Nice, thank you. > + These are of particular use for client software to use when executing > + user-supplied SQL statements and want to provide try/catch behavior > + where failures are ignored.
Personally, I'd reword this to something like this:
> These are of particular use for client software which is executing > user-supplied SQL statements and wants to provide try/catch behavior > with the ability to continue to use the transaction after a failure.
Or maybe something like this:
> These are of particular use for client software which requires > fine-grained support over failure behavior within a transaction. > They allow to provide a try/catch behavior with the ability > to continue to use a transaction after a failure.
Given three options, and re-reading the paragraph, I figured dropping the last part altogether was probably the best; though of the three "continue to use a transaction after a failure" was close.
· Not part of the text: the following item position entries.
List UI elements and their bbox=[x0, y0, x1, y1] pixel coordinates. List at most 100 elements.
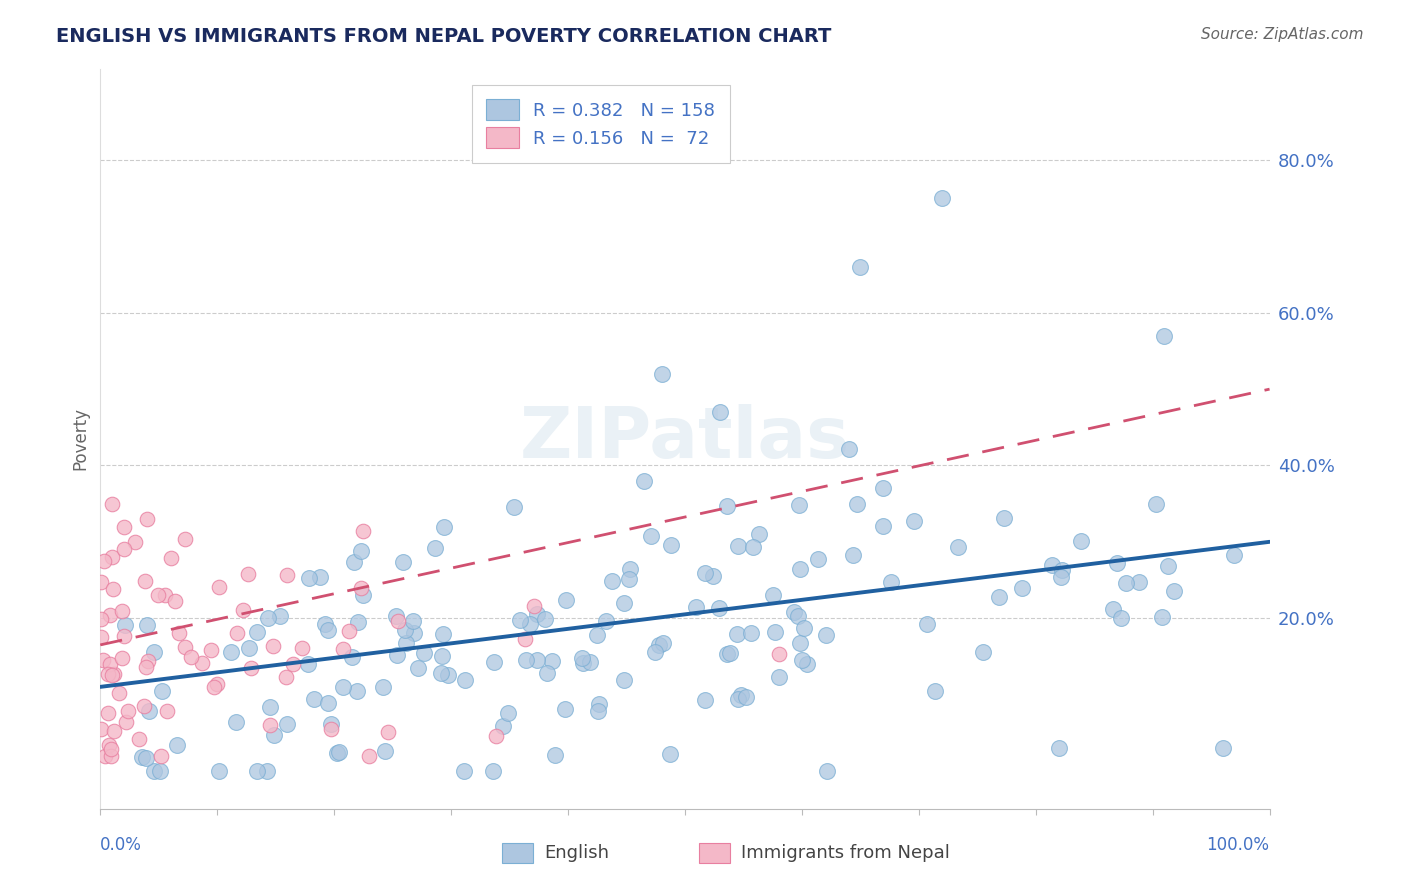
Point bbox=[257, 611, 280, 625]
Point bbox=[326, 746, 349, 760]
Point bbox=[725, 627, 748, 641]
Point bbox=[236, 567, 259, 582]
Point bbox=[238, 640, 260, 655]
Point bbox=[112, 519, 135, 533]
Point bbox=[200, 643, 222, 657]
Point bbox=[350, 581, 373, 595]
Point bbox=[793, 621, 815, 635]
Point bbox=[554, 592, 576, 607]
Point bbox=[385, 609, 408, 624]
Point bbox=[768, 669, 790, 683]
Point bbox=[727, 691, 749, 706]
Point bbox=[633, 474, 655, 488]
Point bbox=[232, 603, 254, 617]
Point bbox=[789, 562, 811, 576]
Point bbox=[693, 693, 716, 707]
Point bbox=[319, 722, 342, 736]
Point bbox=[357, 748, 380, 763]
Point bbox=[316, 623, 339, 637]
Point bbox=[579, 655, 602, 669]
Point bbox=[112, 629, 135, 643]
Point bbox=[685, 600, 707, 615]
Text: Immigrants from Nepal: Immigrants from Nepal bbox=[741, 844, 950, 862]
Point bbox=[395, 636, 418, 650]
Point bbox=[114, 618, 136, 632]
Point bbox=[281, 657, 304, 672]
Point bbox=[131, 750, 153, 764]
Point bbox=[205, 676, 228, 690]
Point bbox=[225, 714, 247, 729]
Point bbox=[337, 624, 360, 639]
Point bbox=[429, 666, 451, 681]
Point bbox=[138, 704, 160, 718]
Point bbox=[1050, 570, 1073, 584]
Point bbox=[246, 624, 269, 639]
Point bbox=[536, 666, 558, 681]
Point bbox=[846, 497, 869, 511]
Point bbox=[402, 614, 425, 628]
Point bbox=[432, 626, 454, 640]
Point bbox=[101, 582, 124, 596]
Point bbox=[155, 588, 177, 602]
Point bbox=[644, 645, 666, 659]
Point bbox=[498, 706, 520, 720]
Point bbox=[297, 657, 319, 671]
Point bbox=[269, 609, 291, 624]
Point bbox=[742, 540, 765, 554]
Point bbox=[1107, 556, 1129, 570]
Point bbox=[453, 764, 475, 778]
Point bbox=[100, 668, 122, 682]
Point bbox=[90, 612, 112, 626]
Point bbox=[134, 698, 156, 713]
Point bbox=[789, 636, 811, 650]
Point bbox=[332, 642, 354, 657]
Point bbox=[114, 714, 136, 729]
Point bbox=[915, 617, 938, 632]
Point bbox=[880, 574, 903, 589]
Point bbox=[262, 639, 284, 653]
Point bbox=[136, 512, 159, 526]
Point bbox=[90, 630, 112, 644]
Point bbox=[509, 613, 531, 627]
Point bbox=[1150, 610, 1173, 624]
Point bbox=[124, 534, 146, 549]
Point bbox=[768, 647, 790, 661]
Point bbox=[640, 529, 662, 543]
Point bbox=[135, 618, 157, 632]
Point bbox=[651, 367, 673, 381]
Point bbox=[90, 722, 112, 736]
Text: English: English bbox=[544, 844, 609, 862]
Point bbox=[814, 628, 837, 642]
Point bbox=[142, 764, 165, 778]
Point bbox=[993, 511, 1015, 525]
Point bbox=[972, 645, 994, 659]
Point bbox=[259, 699, 281, 714]
Point bbox=[600, 574, 623, 589]
Point bbox=[1212, 740, 1234, 755]
Point bbox=[98, 608, 121, 623]
Point bbox=[112, 542, 135, 557]
Point bbox=[163, 593, 186, 607]
Point bbox=[595, 614, 617, 628]
Point bbox=[135, 751, 157, 765]
Point bbox=[246, 764, 269, 778]
Point bbox=[586, 704, 609, 718]
Point bbox=[433, 520, 456, 534]
Point bbox=[180, 650, 202, 665]
Point bbox=[659, 747, 682, 761]
Point bbox=[1011, 581, 1033, 595]
Point bbox=[716, 647, 738, 661]
Point bbox=[1070, 533, 1092, 548]
Point bbox=[763, 624, 786, 639]
Point bbox=[208, 764, 231, 778]
Point bbox=[1115, 575, 1137, 590]
Point bbox=[352, 588, 374, 602]
Point bbox=[263, 728, 285, 742]
Point bbox=[350, 544, 373, 558]
Point bbox=[135, 660, 157, 674]
Point bbox=[841, 549, 863, 563]
Point bbox=[534, 612, 557, 626]
Point bbox=[659, 538, 682, 552]
Point bbox=[1102, 602, 1125, 616]
Point bbox=[101, 497, 124, 511]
Also I'd like to see something like this in the docs at roughly the same position:
> If a failure occurs during a transaction, the transaction enters > an aborted state. An aborted or failed transaction cannot be used > anymore to issue more commands, ROLLBACK or ROLLBACK TO must be used > to regain control of the aborted transaction. A commit issued while > the transaction is aborted is automatically converted into a > <xref linkend="sql-rollback"/>.
Now that I've skimmed the tutorial again I think pointing the reader of the SQL Commands there to learn how it works in practice is better than trying to explain it in BEGIN and/or SAVEPOINT.
I decided to add a title to the part of SAVEPOINTS and introduce the term "Sub-Transaction" there though I'm not married to it - re-wording it using only "savepoint" is something that should be tried still.
A title and a paragraph or two on aborted transaction behavior probably should be added as well.
Not compiled, not sure how the tutorial modifications would (want to) interplay with the table of contents.